Europeans Do Not Want American-Style Capitalism

The Financial Times reports on a poll showing that Europeans generally want more government intervention and have little desire for an “American-style” capitalist system. At the same time, the Europeans have little faith that they can compete in the modern economy. It is unclear, though, whether they understand that their support for bigger government is a reason why Europe has trouble competing with the rest of the world:

Europeans have little faith that their continent can compete economically with fast-growing Asian countries – but are even more convinced that it should not become more like the US. …multinational corporations are seen by Europeans as more powerful than governments, while those polled generally believed that regulations protecting workers’ rights should be strengthened rather than relaxed. …When asked whether Europe’s economy should be more like that of the US, the results were clear-cut. Those saying it should not, included 78 per cent of Germans, 73 per cent of the French, 58 per cent of the Spanish. In both Italy and the UK, 46 per cent opposed the US model. …Asked if a free-market, capitalist economy was the best system, Spanish and German respondents agreed overall, but the French and Italians did not. The British were less clear, although there was more support than opposition for a “capitalist” system.

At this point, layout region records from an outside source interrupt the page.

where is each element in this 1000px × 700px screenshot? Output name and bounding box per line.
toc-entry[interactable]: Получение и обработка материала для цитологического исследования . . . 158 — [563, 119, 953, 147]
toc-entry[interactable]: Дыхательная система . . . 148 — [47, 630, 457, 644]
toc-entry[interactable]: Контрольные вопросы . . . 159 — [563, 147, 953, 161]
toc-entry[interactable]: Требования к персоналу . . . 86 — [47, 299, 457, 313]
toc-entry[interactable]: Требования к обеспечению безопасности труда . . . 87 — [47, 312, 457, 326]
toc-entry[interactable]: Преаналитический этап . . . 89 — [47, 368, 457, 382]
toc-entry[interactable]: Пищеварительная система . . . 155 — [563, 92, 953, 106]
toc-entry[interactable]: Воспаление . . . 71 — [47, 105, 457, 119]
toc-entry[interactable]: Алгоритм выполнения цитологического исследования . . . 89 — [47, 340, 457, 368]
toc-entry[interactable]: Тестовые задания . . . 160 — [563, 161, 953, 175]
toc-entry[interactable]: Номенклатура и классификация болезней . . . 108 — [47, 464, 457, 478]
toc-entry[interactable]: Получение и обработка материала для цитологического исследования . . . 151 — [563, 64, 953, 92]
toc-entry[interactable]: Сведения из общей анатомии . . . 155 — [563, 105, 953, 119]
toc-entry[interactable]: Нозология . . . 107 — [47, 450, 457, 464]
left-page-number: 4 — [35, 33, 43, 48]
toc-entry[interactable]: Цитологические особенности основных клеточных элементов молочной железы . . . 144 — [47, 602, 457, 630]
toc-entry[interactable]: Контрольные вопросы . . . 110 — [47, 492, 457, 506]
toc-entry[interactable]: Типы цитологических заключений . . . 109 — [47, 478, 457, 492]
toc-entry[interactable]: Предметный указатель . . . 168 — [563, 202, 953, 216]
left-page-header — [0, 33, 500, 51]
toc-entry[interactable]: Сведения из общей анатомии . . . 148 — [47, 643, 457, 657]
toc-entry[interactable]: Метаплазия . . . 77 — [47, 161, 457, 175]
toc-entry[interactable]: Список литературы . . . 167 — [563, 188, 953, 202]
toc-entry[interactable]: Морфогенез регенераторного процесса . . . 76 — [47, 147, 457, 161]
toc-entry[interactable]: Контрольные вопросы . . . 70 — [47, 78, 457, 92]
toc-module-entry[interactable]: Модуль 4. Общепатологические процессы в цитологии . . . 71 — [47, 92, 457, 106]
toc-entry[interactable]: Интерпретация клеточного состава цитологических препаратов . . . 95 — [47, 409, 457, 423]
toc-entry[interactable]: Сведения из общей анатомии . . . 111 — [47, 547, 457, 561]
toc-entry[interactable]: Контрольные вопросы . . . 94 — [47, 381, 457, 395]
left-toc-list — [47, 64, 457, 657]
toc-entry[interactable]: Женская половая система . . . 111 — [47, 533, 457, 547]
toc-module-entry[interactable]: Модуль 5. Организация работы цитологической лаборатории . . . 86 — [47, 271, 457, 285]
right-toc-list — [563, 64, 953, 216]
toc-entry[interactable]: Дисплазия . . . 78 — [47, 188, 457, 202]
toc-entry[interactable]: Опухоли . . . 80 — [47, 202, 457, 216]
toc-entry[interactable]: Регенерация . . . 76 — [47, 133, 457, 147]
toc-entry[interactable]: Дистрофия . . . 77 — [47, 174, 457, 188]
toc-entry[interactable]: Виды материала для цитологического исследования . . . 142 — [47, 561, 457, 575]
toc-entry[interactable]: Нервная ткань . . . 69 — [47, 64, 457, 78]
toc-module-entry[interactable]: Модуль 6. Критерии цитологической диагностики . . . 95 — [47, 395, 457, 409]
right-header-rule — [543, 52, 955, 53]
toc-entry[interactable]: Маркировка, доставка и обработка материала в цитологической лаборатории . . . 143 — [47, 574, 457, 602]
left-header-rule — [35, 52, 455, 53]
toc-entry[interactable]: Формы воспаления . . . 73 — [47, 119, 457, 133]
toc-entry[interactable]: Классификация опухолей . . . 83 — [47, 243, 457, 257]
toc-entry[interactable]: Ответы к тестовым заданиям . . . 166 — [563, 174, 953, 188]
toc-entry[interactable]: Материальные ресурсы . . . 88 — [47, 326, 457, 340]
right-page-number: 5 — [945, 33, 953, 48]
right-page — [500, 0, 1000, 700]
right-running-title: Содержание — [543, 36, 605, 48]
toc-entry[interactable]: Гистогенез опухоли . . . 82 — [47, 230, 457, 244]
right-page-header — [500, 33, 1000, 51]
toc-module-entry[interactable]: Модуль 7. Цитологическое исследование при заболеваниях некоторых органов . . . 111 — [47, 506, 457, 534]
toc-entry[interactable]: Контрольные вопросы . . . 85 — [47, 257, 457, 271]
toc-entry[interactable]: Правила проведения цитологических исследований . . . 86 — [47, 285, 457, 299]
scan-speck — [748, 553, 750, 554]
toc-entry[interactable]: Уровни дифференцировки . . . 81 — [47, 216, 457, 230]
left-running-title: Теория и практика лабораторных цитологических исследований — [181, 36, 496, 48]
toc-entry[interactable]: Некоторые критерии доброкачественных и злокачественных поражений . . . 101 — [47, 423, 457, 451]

The unintentionally amusing (or sad) part of the story is that America does not have an “American-style” capitalist system. The difference between the United States and Europe is that America has a medium-size welfare state while most European nations have large-size welfare states. The difference is not trivial, which is why America is more prosperous, but Europeans have a very distorted view of the United States thanks to ideologically biased information sources such as Michael Moore and CNN International.